12. Other countries have tried their hand at greenhouse gas reductions and have found that they reduce growth in their economies, put hardship on their citizens, and do little good on the world scene of global reductions. Australia, Russia, and Japan are a few of the countries that are pulling back from their carbon-reduction commitments, according to the World Bank. Russia, Japan and New Zealand renounced the emission-reduction pact’s second commitment period covering the eight years through 2020. Recently, Russia indicated that the UN-endorsed goal of capping rising global temperatures shouldn’t dictate countries’ emission limits in a new climate treaty for 2020. Japan reneged on its original 25 percent reduction from 2005 levels in 2020 to a 3.8 percent reduction in emissions. This change means that by 2020, Japan’s emissions will have increased by 3.1 percent above 1990 levels, adding another 356 metric tons of carbon dioxide equivalent per year to the atmosphere. Last month, Australia’s government repealed its 2-year-old carbon tax that was hurting its economy by making it globally uncompetitive and increasing its electricity prices. Australia found that repealing Australia’s carbon tax on July 1, 2014 would:

  • Reduce the average cost of living across all households by about $550 than they would otherwise be in 2014 to 2015.
  • Lower the cost of retail electricity by around 9 percent and retail gas prices by around 7 percent than they would otherwise be in 2014 to 2015 with a $25.40 carbon tax.
  • Boost Australia’s economic growth, increase jobs and enhance Australia’s international competitiveness by removing an unnecessary tax, which hurts businesses and families.
  • Reduce annual ongoing compliance costs for around 370 entities by almost $90 million per annum.
  • Remove over 1,000 pages of primary and subordinate legislation.

Based on this evidence of failed policies from around the world tried by a number of our allies and fellow governments, do you believe that the United States should undertake such policies? If so, what are the benefits?
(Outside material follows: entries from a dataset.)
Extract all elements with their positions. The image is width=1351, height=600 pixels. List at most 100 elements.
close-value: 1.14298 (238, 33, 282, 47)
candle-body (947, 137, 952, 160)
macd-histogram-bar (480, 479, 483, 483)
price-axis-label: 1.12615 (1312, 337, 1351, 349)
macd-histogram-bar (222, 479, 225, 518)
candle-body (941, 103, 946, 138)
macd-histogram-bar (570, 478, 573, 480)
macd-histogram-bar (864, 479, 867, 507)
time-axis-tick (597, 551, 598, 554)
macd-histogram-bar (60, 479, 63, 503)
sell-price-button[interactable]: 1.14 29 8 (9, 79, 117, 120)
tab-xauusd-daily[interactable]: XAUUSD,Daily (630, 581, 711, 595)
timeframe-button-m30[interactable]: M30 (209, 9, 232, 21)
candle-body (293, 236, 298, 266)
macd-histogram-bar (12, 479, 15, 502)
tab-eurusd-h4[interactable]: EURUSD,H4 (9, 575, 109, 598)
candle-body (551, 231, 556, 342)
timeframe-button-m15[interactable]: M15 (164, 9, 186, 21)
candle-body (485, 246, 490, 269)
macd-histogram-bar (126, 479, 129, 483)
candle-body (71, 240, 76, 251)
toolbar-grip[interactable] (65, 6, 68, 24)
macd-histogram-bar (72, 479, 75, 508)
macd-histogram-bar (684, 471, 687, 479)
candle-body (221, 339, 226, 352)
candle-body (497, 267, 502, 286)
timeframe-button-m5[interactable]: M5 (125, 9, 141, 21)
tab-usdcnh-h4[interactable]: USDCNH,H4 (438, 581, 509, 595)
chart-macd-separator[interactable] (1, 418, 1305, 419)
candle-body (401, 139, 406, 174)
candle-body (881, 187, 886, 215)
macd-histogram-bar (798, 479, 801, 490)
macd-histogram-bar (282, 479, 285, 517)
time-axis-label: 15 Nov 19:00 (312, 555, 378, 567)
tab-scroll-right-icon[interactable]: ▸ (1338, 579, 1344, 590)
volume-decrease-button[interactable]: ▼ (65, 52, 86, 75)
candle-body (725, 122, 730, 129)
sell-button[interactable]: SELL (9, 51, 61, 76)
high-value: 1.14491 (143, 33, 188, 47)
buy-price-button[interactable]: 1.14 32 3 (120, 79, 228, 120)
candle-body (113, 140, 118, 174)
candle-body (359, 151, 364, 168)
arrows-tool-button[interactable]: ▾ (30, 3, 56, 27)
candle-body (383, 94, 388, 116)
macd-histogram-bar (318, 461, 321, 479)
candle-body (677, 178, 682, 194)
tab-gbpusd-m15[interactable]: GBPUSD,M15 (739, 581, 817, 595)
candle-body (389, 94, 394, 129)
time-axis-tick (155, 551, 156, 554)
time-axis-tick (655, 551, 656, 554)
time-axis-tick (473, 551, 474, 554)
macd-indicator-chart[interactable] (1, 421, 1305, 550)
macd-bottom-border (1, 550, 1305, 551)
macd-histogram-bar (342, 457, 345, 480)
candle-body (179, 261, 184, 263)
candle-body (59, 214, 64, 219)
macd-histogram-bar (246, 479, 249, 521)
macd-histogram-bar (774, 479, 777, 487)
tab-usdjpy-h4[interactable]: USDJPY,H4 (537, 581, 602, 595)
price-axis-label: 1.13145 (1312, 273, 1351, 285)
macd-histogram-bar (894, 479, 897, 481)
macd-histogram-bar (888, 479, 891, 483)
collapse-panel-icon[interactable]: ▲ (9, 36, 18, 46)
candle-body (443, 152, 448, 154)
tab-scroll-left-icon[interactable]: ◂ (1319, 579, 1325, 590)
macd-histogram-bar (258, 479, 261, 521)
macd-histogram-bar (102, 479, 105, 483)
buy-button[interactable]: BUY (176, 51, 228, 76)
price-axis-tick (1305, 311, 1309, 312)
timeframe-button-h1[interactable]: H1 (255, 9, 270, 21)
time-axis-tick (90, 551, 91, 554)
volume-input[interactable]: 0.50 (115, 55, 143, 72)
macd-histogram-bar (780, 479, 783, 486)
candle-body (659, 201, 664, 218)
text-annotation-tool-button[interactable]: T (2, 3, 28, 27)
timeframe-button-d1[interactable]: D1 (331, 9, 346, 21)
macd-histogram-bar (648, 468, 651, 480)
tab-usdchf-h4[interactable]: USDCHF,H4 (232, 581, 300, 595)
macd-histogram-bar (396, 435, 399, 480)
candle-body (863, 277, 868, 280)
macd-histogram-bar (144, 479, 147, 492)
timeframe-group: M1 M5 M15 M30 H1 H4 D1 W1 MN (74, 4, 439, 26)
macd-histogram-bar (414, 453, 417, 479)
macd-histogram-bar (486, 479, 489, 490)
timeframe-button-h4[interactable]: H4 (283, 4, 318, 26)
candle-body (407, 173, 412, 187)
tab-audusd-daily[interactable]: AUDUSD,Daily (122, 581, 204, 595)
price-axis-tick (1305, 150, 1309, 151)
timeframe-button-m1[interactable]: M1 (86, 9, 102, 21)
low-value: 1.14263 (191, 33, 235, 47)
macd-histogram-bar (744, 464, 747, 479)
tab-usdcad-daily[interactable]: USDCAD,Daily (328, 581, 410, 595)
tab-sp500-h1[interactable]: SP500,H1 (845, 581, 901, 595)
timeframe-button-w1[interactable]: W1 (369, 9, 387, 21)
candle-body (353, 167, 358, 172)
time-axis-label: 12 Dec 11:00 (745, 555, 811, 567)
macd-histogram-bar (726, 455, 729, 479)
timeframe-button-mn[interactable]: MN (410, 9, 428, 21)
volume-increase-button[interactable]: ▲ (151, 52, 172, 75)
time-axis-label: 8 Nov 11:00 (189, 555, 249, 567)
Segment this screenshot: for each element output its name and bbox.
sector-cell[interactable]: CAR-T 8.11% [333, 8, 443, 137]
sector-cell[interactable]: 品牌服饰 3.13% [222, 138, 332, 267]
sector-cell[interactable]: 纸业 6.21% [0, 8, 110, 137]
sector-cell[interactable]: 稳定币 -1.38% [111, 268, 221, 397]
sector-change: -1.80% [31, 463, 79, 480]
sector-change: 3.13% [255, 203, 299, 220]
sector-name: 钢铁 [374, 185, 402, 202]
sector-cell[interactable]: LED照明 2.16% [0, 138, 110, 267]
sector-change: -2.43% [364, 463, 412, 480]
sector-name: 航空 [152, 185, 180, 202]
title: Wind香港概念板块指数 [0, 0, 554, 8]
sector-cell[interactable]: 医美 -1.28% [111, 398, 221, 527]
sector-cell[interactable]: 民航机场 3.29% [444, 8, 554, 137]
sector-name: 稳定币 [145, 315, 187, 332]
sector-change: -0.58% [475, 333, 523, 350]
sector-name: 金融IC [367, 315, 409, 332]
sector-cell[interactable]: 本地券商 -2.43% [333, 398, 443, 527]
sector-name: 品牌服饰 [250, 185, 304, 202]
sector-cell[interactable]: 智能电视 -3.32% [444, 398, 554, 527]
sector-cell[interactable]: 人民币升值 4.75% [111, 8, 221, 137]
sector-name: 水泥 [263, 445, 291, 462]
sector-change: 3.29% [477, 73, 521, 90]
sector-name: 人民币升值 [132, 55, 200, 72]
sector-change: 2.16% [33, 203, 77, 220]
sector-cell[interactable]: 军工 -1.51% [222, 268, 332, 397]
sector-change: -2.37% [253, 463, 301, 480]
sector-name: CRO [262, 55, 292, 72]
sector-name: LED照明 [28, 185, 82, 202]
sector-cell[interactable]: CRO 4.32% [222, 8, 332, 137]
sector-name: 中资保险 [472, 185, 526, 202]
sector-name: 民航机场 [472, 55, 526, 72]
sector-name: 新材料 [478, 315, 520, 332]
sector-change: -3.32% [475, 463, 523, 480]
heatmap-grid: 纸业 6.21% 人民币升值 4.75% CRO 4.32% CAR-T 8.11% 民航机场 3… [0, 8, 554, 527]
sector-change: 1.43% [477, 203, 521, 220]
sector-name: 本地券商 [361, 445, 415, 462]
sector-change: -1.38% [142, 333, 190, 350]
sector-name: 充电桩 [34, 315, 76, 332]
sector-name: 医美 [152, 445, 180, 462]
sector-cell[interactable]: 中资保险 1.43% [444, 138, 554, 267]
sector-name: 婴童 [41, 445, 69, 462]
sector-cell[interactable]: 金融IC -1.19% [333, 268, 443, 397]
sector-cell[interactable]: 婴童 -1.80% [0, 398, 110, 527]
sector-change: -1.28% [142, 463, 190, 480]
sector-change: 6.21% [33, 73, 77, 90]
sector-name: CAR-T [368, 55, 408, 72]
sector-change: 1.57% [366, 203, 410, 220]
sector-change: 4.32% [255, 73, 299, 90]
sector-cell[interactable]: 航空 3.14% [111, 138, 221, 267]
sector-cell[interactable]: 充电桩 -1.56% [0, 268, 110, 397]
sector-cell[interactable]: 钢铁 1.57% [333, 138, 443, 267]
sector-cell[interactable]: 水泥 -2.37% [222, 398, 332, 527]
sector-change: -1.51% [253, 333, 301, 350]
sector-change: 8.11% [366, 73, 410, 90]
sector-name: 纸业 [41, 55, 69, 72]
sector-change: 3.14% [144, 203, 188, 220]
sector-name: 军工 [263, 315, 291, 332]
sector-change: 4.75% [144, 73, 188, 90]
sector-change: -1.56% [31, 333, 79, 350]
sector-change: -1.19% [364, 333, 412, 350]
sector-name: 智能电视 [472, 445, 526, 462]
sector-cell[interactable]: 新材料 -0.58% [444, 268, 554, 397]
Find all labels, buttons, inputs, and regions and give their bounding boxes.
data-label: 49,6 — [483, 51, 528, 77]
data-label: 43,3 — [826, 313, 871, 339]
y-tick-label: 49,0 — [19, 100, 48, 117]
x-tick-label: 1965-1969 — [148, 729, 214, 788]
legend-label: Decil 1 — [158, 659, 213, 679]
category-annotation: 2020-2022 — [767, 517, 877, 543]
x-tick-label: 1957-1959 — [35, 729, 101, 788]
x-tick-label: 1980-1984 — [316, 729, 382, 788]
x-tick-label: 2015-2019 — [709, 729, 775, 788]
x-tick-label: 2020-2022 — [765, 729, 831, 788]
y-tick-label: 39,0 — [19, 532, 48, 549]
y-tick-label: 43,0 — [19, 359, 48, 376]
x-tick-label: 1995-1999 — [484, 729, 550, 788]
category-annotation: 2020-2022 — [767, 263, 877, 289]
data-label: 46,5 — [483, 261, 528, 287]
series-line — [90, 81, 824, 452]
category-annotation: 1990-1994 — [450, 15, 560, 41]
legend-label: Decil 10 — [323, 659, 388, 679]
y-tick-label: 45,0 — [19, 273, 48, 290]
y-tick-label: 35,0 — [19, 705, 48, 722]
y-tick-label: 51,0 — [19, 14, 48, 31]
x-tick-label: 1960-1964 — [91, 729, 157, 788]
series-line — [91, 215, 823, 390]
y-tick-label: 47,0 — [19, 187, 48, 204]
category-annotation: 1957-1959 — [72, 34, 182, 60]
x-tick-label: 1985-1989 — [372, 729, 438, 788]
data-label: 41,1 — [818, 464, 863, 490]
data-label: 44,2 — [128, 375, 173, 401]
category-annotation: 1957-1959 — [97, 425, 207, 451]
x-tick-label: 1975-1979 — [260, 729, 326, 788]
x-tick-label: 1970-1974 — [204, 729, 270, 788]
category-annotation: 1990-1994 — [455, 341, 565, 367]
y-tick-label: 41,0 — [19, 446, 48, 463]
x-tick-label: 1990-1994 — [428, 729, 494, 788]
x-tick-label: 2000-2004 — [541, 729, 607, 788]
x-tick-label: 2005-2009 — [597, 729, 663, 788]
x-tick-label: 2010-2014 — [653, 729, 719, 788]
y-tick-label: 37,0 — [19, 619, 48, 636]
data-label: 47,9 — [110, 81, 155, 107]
13. China is the largest emitter of greenhouse gases in the world and forecasts by the Energy Information Administration expect those carbon dioxide emissions to almost double between 2010 and 2040. Further, China’s carbon dioxide emissions are expected to be 2.6 times higher than those of the United States in 2040. China is building coal-fired plants at breakneck speed and 50 coal-to-gas facilities to improve its economy and provide power for its citizens. They are also building dozens of nuclear power plants and extensive additions to their already largest-in-the-world hydroelectric generating system. Other developing countries in Africa and Asia are also planning to use coal generating technologies even though President Obama has indicated to the export-import bank that coal facilities should not be constructed unless they have carbon reduction equipment. Japan and Germany are both constructing coal-fired plants without this equipment for the technology is not commercially available. In light of the intentions of other countries to continue with the construction of coal-fired facilities without carbon, capture and sequestration equipment, do you believe that it is fair to ban coal plants from the United States when this equipment is not commercially available and other countries are not following through with the commitment?

14. If electricity prices in the United States go up substantially and result in reduced economic growth and dynamism, while other countries like China add capacity of all kinds to run their factories and drive economic growth in their countries, is that good for U.S. national security?